Среди наиболее запоминающихся моментов в его работах – встречи с «собирателем костей», «индусом-продавцом брошюр», восьмилетней девочкой, торговавшей водяным крессом, и с «искателем помета» - представителем неожиданно популярного промысла, который заключался в сборе собачьих экскрементов и продаже их кожевникам, использовавших их для очистки кож. Однако ни одна из этих тем так не завораживала читателей и не вызывала у них такого отвращения: как люди зарабатывали на жизнь, пробираясь в лондонскую канализацию во время отлива и проходя по ней иногда многие мили в поисках всякого хлама с лондонских улиц - костей, кусков канатов, металлолома, столового серебра и (при удаче) монет – словом, всего, что было обронено на улицах города и смыто в городскую клоаку.
Мэхью называл их «клоачными охотниками» или «тошерами». Именно последний термин и прижился в качестве названия профессии, хотя исходно он имел более широкое значение – тошеры работали не только в канализации, но и на берегах Темзы, но и также караулили у свалок, где сжигалось содержимое поврежденных домов, а затем рылись в углях, ища в них что-нибудь ценное.
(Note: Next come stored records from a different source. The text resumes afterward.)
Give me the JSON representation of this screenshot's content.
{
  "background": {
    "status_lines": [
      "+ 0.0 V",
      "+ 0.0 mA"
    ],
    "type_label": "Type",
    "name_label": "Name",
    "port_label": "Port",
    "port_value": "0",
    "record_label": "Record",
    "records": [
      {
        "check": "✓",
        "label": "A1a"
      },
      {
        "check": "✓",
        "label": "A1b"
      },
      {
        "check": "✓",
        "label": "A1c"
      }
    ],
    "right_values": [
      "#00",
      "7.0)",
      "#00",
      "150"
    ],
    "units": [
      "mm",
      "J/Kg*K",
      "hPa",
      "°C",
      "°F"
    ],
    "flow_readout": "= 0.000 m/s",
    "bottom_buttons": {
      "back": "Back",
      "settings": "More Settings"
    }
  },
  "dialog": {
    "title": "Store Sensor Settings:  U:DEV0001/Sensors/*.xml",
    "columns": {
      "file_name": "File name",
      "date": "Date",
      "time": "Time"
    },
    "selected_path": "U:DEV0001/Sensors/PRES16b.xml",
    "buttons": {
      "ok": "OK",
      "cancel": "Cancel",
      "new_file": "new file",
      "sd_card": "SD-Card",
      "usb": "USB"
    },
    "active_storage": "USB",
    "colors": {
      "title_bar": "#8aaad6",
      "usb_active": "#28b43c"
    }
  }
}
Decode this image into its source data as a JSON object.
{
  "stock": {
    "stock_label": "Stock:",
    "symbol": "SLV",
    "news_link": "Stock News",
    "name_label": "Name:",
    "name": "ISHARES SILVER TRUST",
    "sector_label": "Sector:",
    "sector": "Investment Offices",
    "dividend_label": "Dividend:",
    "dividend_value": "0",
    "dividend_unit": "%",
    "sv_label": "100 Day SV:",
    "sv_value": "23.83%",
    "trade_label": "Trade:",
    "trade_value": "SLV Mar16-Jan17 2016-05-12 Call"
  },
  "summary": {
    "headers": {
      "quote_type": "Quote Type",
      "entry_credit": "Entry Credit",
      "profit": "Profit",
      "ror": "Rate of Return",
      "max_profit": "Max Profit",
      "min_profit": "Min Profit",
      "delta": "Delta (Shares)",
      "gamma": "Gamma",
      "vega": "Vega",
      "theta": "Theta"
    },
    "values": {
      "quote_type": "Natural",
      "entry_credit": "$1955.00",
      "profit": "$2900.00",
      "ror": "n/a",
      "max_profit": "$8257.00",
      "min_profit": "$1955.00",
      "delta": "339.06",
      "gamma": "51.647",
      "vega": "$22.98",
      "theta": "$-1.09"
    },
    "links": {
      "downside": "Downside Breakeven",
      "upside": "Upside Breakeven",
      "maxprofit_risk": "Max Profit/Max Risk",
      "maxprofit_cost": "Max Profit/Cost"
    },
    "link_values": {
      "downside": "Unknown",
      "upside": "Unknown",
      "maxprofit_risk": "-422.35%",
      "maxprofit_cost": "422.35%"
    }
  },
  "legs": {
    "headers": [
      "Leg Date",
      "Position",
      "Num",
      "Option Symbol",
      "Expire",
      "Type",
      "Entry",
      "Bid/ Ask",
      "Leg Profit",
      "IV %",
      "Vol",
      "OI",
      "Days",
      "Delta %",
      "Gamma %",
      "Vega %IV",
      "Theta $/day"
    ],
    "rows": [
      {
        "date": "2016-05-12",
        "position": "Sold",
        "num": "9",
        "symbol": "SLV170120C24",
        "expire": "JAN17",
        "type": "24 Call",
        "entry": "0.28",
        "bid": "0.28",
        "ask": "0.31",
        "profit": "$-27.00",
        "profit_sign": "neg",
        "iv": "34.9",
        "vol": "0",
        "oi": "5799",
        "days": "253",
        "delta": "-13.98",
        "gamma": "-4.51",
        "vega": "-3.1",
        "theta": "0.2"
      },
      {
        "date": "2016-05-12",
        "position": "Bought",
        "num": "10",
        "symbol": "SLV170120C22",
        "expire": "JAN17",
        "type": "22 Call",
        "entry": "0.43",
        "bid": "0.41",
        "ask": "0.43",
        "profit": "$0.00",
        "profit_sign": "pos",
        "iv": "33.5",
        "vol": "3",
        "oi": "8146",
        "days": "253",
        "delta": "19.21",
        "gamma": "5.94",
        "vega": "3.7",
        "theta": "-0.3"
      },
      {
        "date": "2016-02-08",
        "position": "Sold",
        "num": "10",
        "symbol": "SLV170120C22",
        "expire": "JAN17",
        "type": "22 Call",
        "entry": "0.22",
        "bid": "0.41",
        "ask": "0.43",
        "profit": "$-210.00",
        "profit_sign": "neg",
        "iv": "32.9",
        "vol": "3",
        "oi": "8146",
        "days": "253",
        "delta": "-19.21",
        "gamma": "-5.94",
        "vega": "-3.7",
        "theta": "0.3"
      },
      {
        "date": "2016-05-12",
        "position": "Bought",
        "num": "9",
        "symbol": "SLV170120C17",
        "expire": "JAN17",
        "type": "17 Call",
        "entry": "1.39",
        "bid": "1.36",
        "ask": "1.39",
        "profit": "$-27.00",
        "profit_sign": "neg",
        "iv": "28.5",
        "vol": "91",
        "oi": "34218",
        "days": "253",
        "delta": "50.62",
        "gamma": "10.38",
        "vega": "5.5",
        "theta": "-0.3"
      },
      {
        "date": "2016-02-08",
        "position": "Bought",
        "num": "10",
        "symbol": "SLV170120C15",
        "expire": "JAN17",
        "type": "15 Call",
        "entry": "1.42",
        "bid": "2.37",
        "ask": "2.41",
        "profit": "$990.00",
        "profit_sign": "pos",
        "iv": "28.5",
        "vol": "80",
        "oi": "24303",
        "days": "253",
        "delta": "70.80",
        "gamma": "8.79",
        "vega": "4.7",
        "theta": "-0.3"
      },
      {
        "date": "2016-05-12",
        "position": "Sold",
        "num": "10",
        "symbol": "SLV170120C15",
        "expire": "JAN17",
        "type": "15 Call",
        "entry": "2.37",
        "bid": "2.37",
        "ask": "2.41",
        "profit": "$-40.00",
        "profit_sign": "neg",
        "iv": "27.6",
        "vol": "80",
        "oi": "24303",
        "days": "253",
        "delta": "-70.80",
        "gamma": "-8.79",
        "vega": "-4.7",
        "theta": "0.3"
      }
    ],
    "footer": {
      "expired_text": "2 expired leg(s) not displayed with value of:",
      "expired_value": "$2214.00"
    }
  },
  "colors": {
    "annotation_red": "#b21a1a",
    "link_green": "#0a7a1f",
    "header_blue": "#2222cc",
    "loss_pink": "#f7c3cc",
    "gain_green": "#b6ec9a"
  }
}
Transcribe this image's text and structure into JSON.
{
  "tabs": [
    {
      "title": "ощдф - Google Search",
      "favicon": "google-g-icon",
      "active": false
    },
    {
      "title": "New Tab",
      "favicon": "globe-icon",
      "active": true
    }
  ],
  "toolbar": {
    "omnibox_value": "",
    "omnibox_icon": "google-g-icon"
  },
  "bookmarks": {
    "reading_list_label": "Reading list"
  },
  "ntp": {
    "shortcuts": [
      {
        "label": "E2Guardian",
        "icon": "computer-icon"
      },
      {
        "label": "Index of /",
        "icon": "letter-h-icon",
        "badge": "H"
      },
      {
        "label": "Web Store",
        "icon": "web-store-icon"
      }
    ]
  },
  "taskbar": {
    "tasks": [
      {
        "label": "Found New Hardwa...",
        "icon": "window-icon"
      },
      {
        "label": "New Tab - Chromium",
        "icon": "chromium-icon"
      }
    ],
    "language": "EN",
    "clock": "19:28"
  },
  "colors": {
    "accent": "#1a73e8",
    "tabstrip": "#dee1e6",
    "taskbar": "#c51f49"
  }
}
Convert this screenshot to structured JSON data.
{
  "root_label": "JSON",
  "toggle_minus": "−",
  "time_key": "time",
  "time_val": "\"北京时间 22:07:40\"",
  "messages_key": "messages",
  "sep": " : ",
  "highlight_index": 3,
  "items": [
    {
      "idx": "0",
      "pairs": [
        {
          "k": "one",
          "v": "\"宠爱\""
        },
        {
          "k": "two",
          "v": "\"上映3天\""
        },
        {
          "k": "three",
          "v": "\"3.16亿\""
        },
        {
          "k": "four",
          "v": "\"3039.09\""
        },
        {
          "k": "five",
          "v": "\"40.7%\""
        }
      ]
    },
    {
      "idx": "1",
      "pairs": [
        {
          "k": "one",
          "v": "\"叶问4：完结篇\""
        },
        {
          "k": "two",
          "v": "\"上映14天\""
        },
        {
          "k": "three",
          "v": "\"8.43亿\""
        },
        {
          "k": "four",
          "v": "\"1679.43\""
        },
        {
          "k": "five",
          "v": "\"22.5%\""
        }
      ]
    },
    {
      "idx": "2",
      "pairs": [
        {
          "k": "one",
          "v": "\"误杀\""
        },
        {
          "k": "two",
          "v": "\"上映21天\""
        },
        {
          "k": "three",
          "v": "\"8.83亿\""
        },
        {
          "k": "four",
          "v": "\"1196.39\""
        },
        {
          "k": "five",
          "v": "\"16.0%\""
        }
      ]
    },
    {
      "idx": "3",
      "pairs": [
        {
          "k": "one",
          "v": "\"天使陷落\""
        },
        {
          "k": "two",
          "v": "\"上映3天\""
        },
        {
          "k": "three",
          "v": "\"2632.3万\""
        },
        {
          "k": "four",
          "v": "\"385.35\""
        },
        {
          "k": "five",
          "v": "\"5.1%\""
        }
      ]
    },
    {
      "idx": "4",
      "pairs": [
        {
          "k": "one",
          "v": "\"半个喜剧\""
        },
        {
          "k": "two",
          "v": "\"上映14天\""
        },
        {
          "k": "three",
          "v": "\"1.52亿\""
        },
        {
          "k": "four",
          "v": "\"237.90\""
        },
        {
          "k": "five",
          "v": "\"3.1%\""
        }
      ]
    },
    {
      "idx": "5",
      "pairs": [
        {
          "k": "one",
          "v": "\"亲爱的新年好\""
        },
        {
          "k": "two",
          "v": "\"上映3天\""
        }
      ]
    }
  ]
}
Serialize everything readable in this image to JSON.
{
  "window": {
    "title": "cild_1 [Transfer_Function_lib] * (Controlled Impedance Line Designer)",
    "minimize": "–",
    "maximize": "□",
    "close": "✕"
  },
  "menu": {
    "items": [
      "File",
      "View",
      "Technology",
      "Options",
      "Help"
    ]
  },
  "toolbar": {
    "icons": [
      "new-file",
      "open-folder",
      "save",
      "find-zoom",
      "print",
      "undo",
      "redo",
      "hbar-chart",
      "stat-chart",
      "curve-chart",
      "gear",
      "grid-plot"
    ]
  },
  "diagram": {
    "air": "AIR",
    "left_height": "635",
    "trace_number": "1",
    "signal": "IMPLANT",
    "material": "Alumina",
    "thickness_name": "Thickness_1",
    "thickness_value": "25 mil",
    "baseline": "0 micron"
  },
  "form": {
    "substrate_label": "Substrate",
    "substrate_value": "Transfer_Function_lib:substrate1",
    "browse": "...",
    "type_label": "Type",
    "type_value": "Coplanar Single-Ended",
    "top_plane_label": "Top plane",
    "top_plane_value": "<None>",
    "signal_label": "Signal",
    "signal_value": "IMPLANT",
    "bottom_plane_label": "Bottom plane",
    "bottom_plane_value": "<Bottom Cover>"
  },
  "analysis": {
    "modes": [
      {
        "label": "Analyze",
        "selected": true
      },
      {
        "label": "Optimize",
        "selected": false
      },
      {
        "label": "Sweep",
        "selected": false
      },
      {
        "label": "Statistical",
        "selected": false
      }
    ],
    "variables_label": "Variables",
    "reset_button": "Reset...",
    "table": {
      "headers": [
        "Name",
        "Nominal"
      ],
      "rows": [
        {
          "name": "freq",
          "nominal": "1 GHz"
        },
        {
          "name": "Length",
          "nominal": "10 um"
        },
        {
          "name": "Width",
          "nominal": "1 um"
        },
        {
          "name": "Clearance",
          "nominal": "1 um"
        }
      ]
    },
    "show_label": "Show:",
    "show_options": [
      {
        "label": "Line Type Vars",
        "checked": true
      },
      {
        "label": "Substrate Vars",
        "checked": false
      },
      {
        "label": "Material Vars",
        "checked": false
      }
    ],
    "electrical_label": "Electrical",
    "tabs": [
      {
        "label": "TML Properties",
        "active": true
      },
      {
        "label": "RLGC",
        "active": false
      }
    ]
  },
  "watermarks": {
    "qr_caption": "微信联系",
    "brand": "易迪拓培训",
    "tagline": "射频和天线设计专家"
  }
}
Однако особую известность принесли им именно поиски в канализации, которые кормили примерно 200 человек, известных исключительно по прозвищам: Тощий Билл, Длинный Том, Одноглазый Джордж, Короткорукий Джек. Тошеры неплохо зарабатывали – по данным источников Мэйхью, в среднем по шесть шиллингов в день, что примерно равняется 50 современным долларам. Это позволяло им входить в число аристократов рабочего класса. Как пишет пораженный Мэйхью, «такой доход означает, что стоимость извлекаемого ими из лондонской канализации должна быть не меньше 20 тысяч фунтов [3,3 миллиона современных долларов] в год».
Работа тошеров была опасной, а после 1840 года, когда власти запретили проникать в канализационную сеть без разрешения и установили награду в 5 фунтов сообщившему о проникновении, она стала еще и тайной. Теперь она в основном делалась ночью, при свете фонарей. «Они не разрешают нам работать в сточных каналах, потому что там немного опасно, - жаловался один из клоачных охотников. – Они боятся, что мы задохнемся, но не боятся, что мы помрем от голода!»
Как они могли держать свою работу в секрете, не очень понятно, потому что Мэйхью пишет, что их одежда была очень характерной.
«Этих тошеров, - сообщает он, - можно увидеть на суррейской стороне Темзы. Они носят засаленные долгополые вельветиновые куртки с вместительными карманами, а их нижнее конечности облачены в грязные холщовые штаны и старые башмаки… Вдобавок они повязывают холщовые передники и берут с собой потайной фонарь вроде полицейского, который прикрепляют себе на грудь с правой стороны. Когда они его открывают, он светит вперед, если носитель стоит прямо. Если он нагибается, фонарь светит вниз, позволяя тошеру видеть все, что находится у него под ногами. За спиной они носят сумки, а в левой руке шесты длиной в семь или восемь футов с большой железной мотыгой на конце».
Эти мотыги были для них жизненно важными инструментами. На реке они иной раз спасали тошерам жизнь. «Если те, как часто случается даже с самыми опытными, проваливаются в трясину, они стараются зацепиться мотыгой за что-нибудь в пределах длины шеста и вытащить себя из топи». В канализации мотыга также была бесценным подспорьем – с ее помощью тошеры перерывали скопившуюся грязь в поисках мусора, который можно было очистить и продать.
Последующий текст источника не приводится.